Recordando los orígenes
Soldier of Fortune (Soldado de Fortuna) no es sólo el nombre de una revista especializada en el mundo de los mercenarios y las armas, de una película o incluso de una pequeña serie de televisión. Corría el año 2000 cuando Raven Software y Activision popularizaron el nombre dentro del mundo de los videojuegos con la primera entrega de la saga –inspirada en la revista mencionada– y contó con altas dosis de realismo y violencia por igual. Dos años después, y de nuevo de la mano de Raven y Activision, llegó la esperada segunda parte,
Soldier of Fortune II: Double Helix, que logró mejorar, aún más, la sensación de realismo del primer título.
Han pasado ya cinco años desde la salida de aquella mítica segunda entrega, y hace escasas semanas se anunció una nueva entrega de la saga,
Soldier of Fortune: Payback. En esta ocasión se está encargando del desarrollo Cauldron y a parte de salir en compatibles, también verá la luz en las consolas PlayStation 3 y XBOX 360.

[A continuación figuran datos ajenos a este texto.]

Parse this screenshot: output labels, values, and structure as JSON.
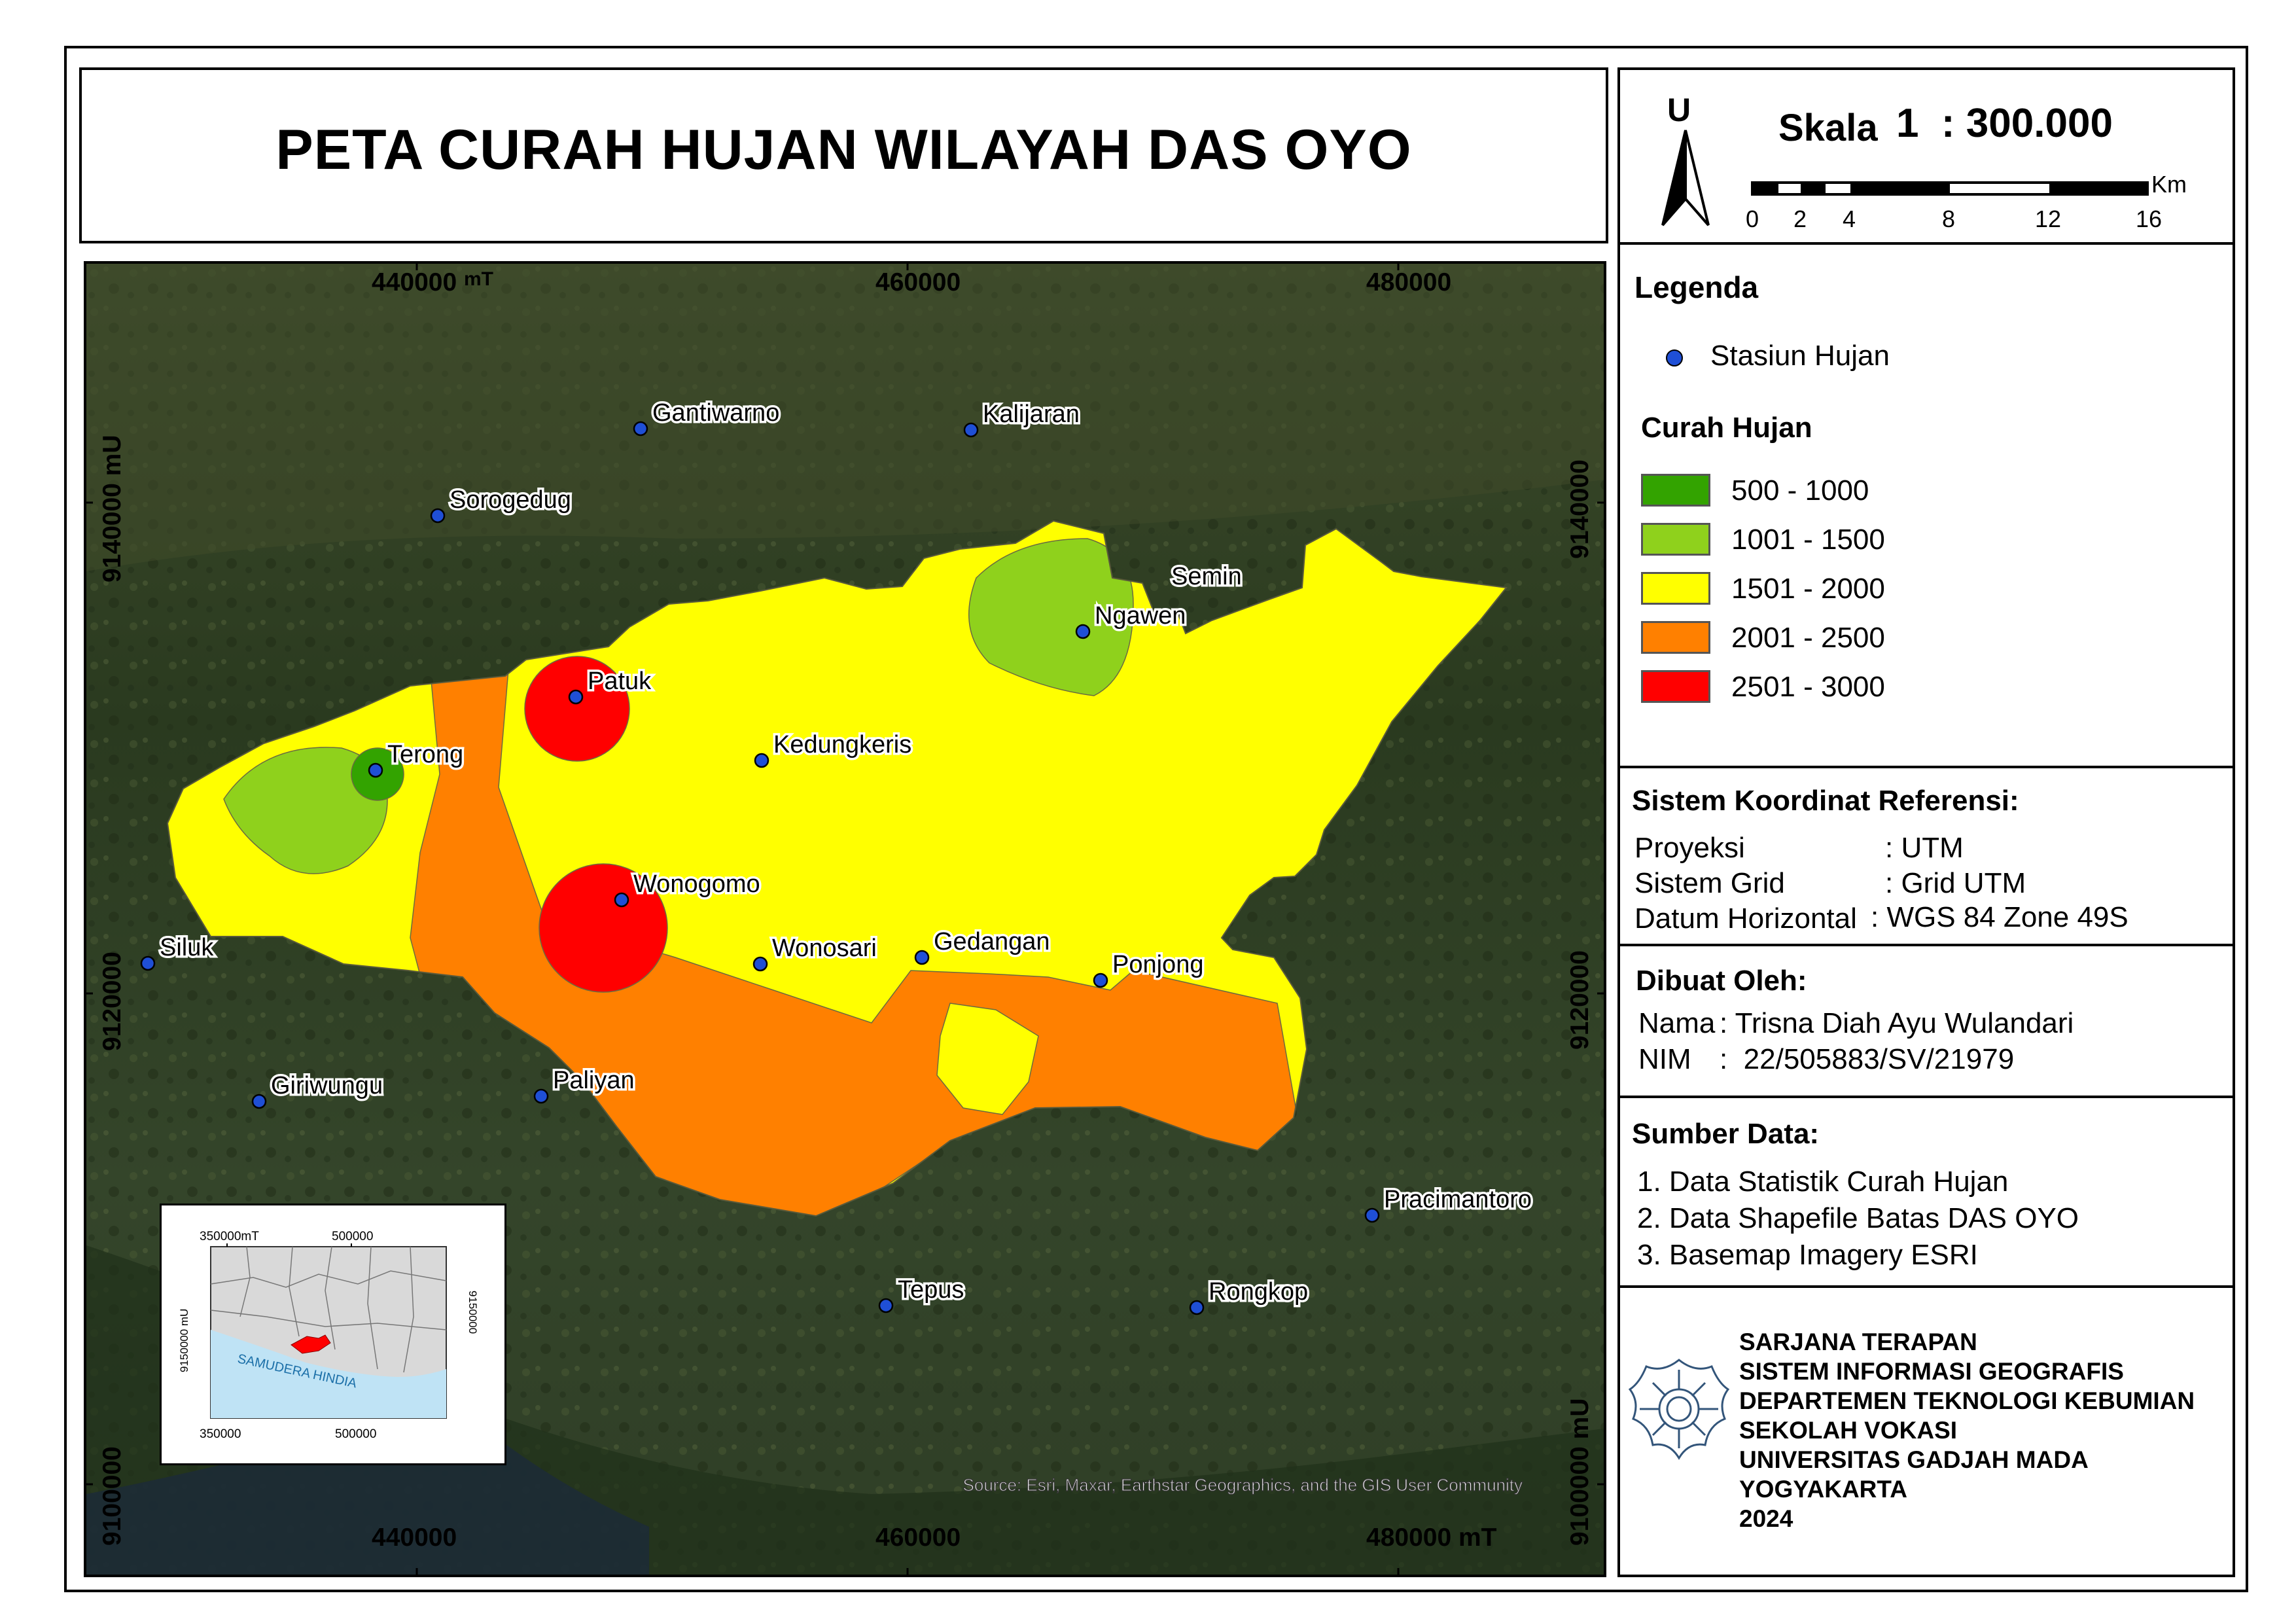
{
  "title": "PETA CURAH HUJAN WILAYAH DAS OYO",
  "north_arrow": {
    "letter": "U"
  },
  "scale": {
    "label": "Skala",
    "ratio": "1  : 300.000",
    "unit": "Km",
    "ticks": [
      "0",
      "2",
      "4",
      "8",
      "12",
      "16"
    ]
  },
  "grid": {
    "top_x": [
      "440000",
      "460000",
      "480000"
    ],
    "top_first_suffix": "mT",
    "bottom_x": [
      "440000",
      "460000",
      "480000"
    ],
    "bottom_last_suffix": "mT",
    "left_y": [
      "9140000 mU",
      "9120000",
      "9100000"
    ],
    "right_y": [
      "9140000",
      "9120000",
      "9100000 mU"
    ]
  },
  "stations": [
    {
      "name": "Gantiwarno"
    },
    {
      "name": "Kalijaran"
    },
    {
      "name": "Sorogedug"
    },
    {
      "name": "Semin"
    },
    {
      "name": "Ngawen"
    },
    {
      "name": "Patuk"
    },
    {
      "name": "Kedungkeris"
    },
    {
      "name": "Terong"
    },
    {
      "name": "Wonogomo"
    },
    {
      "name": "Siluk"
    },
    {
      "name": "Gedangan"
    },
    {
      "name": "Wonosari"
    },
    {
      "name": "Ponjong"
    },
    {
      "name": "Giriwungu"
    },
    {
      "name": "Paliyan"
    },
    {
      "name": "Pracimantoro"
    },
    {
      "name": "Tepus"
    },
    {
      "name": "Rongkop"
    }
  ],
  "attribution": "Source: Esri, Maxar, Earthstar Geographics, and the GIS User Community",
  "inset": {
    "top_labels": [
      "350000mT",
      "500000"
    ],
    "bottom_labels": [
      "350000",
      "500000"
    ],
    "left_label": "9150000 mU",
    "right_label": "9150000",
    "sea_label": "SAMUDERA HINDIA"
  },
  "legend": {
    "title": "Legenda",
    "station_label": "Stasiun Hujan",
    "rain_title": "Curah Hujan",
    "classes": [
      {
        "label": "500 - 1000",
        "color": "#33a300"
      },
      {
        "label": "1001 - 1500",
        "color": "#8fd11c"
      },
      {
        "label": "1501 - 2000",
        "color": "#ffff00"
      },
      {
        "label": "2001 - 2500",
        "color": "#ff8000"
      },
      {
        "label": "2501 - 3000",
        "color": "#ff0000"
      }
    ]
  },
  "crs": {
    "title": "Sistem Koordinat Referensi:",
    "rows": [
      {
        "key": "Proyeksi",
        "value": ": UTM"
      },
      {
        "key": "Sistem Grid",
        "value": ": Grid UTM"
      },
      {
        "key": "Datum Horizontal",
        "value": ": WGS 84 Zone 49S"
      }
    ]
  },
  "author": {
    "title": "Dibuat Oleh:",
    "name_key": "Nama",
    "name_value": ": Trisna Diah Ayu Wulandari",
    "nim_key": "NIM",
    "nim_value": ":  22/505883/SV/21979"
  },
  "sources": {
    "title": "Sumber Data:",
    "items": [
      "1. Data Statistik Curah Hujan",
      "2. Data Shapefile Batas DAS OYO",
      "3. Basemap Imagery ESRI"
    ]
  },
  "institution": {
    "lines": [
      "SARJANA TERAPAN",
      "SISTEM INFORMASI GEOGRAFIS",
      "DEPARTEMEN TEKNOLOGI KEBUMIAN",
      "SEKOLAH VOKASI",
      "UNIVERSITAS GADJAH MADA",
      "YOGYAKARTA",
      "2024"
    ]
  },
  "colors": {
    "station_dot": "#1f4fd6",
    "basemap_dark": "#2c3a22",
    "sea": "#bfe3f5"
  }
}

En ocasiones las cosas se ponen feas
En la tercera entrega de la saga asumimos el rol de un mercenario llamado Thomas Mason que se cotiza al más alto nivel. La acción comienza cuando, durante una misión rutinaria de escolta, somos sorprendidos súbitamente por una fuerza de asalto. A partir de ahí comenzarán nuestras misiones para una facción que se hace llamar
The Shop (La Tienda). Los creadores prometen un argumento más elaborado en comparación al de las dos primeras partes, pero no nos engañemos, la saga nunca ha destacado en ese sentido; ni falta que le hace.

Matar nunca había sido tan divertido
Una de las cualidades que hicieron popular a la saga original fue la crudeza de sus combates. A pesar de un primer tráiler promocional que hacía pensar en lo peor, y teniendo en cuenta que en los tiempos modernos que corren la poderosa mano de la censura parece llegar a todas partes,
Soldier of Fortune: Payback no tiene absolutamente nada que envidiar en ese sentido a sus dos predecesores. Abatir a nuestros enemigos no será tarea fácil ni una cuestión de ahorro de munición; todo lo contrario, vaciaremos nuestros cargadores en más de una ocasión para asegurarnos de no dejar títere con cabeza. Una sola bala será por lo general insuficiente, a menos que sepamos elegir el tipo de munición y afinemos al máximo nuestra puntería. Un disparo en la cabeza provocará, muchas veces, la decapitación del desprevenido incauto al que hayamos encañonado.